Maurizio Filippone, an associate professor at KAUST and leader of the Bayesian Deep Learning Group, dives into the fascinating world of Bayesian function estimation. He explains why Gaussian Processes are still crucial for function estimation and how deep Gaussian Processes introduce flexibility for complex tasks. Maurizio discusses practical strategies like Monte Carlo Dropout for uncertainty quantification in neural networks, the trade-offs between model complexity and interpretability, and the role of Bayesian methods in modern generative models.

Christoph Bamberg, a health psychology researcher, dives into the intriguing world of Bayesian statistics and its applications in appetite regulation. He discusses how the framing of dietary claims affects cognition, revealing modest influences on performance. Christoph shares insights on the challenges of using Bayesian models, especially in small-sample studies, and emphasizes the importance of communication in health contexts. He also highlights the potential of positive framing in therapeutic settings, merging scientific research with practical implications.

In this discussion, Christoph Bamberg, a researcher in cognitive science and health psychology, explores the impact of Bayesian methods on nutrition science. He shares insights on how dietary framing can influence cognition, revealing that effects of intermittent fasting depend on context and individual rhythms. Christoph emphasizes the importance of clear definitions in research and how small effects can have significant public health implications. He also highlights the challenges of converting collaborators to Bayesian methods and offers advice for students diving into this complex field.

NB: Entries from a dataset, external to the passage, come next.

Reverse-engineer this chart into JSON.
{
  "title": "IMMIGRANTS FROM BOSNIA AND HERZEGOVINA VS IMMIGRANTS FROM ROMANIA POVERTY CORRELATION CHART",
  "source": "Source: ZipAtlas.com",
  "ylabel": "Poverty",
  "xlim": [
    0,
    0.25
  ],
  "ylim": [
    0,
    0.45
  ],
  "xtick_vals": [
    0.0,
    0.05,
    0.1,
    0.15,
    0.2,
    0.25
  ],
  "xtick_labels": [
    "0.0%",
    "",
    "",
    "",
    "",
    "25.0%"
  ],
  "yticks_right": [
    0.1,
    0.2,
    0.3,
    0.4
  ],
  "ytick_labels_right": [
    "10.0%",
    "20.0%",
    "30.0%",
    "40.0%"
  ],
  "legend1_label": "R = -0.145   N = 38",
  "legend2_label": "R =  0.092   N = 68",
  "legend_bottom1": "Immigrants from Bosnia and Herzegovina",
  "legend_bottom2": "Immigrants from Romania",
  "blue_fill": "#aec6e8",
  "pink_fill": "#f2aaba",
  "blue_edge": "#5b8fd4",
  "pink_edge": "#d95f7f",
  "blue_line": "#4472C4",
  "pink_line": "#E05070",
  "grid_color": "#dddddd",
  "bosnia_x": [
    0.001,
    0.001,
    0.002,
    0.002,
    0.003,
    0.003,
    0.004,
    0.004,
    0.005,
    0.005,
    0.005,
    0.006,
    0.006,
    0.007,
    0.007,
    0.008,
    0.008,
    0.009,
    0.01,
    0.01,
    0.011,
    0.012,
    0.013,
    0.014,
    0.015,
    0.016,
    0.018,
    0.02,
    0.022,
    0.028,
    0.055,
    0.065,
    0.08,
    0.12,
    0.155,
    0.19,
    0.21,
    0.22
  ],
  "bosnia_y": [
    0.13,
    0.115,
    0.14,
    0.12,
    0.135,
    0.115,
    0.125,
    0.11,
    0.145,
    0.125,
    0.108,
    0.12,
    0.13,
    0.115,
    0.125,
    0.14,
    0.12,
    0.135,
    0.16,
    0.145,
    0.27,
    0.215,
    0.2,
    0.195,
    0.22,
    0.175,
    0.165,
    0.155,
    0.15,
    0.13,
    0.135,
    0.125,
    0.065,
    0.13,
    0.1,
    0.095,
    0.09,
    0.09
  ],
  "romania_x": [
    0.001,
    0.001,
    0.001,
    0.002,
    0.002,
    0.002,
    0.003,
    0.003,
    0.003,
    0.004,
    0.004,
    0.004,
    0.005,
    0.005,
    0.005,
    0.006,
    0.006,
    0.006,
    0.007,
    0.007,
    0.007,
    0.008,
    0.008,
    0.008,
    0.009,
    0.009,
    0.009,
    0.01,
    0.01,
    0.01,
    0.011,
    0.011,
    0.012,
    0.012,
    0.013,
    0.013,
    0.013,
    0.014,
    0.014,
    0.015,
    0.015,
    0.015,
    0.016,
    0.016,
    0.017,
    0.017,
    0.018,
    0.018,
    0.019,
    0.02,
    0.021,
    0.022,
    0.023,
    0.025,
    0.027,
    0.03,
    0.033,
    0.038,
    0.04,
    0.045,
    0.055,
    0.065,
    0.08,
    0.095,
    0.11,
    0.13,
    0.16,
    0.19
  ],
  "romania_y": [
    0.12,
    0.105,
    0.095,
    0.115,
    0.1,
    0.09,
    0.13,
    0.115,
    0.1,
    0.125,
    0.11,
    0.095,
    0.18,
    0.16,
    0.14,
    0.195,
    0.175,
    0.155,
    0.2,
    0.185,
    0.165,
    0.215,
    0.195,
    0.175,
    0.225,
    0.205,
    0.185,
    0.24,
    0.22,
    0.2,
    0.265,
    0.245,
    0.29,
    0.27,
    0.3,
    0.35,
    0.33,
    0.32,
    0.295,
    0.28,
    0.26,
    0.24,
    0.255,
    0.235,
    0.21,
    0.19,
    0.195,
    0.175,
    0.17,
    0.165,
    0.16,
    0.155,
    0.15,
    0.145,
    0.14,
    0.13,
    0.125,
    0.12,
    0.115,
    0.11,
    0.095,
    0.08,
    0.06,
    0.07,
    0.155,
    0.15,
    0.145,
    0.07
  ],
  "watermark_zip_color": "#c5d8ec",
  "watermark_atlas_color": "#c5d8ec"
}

Gabriel Stechschulte, a Bayesian software developer known for his work with PyMCBART, dives into the re-implementation of Bayesian Additive Regression Trees (BART) in Rust. He discusses the technical hurdles and enhanced performance achieved through this project. Gabriel explains the value of BART in uncertainty quantification and how it contrasts with other tree-based methods. The conversation also covers practical aspects, like integrating BART with Python and balancing open-source contributions with a full-time job, all while exploring the innovative features of PyMCBART.

Gabriel Stechschulte is a software engineer specializing in Bayesian methods and optimization. He discusses the power of Bayesian Additive Regression Trees (BART) for uncertainty quantification and its re-implementation in Rust, enhancing performance for big data. Gabriel explores how BART contrasts with other models, its strengths in avoiding overfitting, and its integration into optimization frameworks for decision-making. He also emphasizes the importance of open-source communities, encouraging newcomers to contribute actively.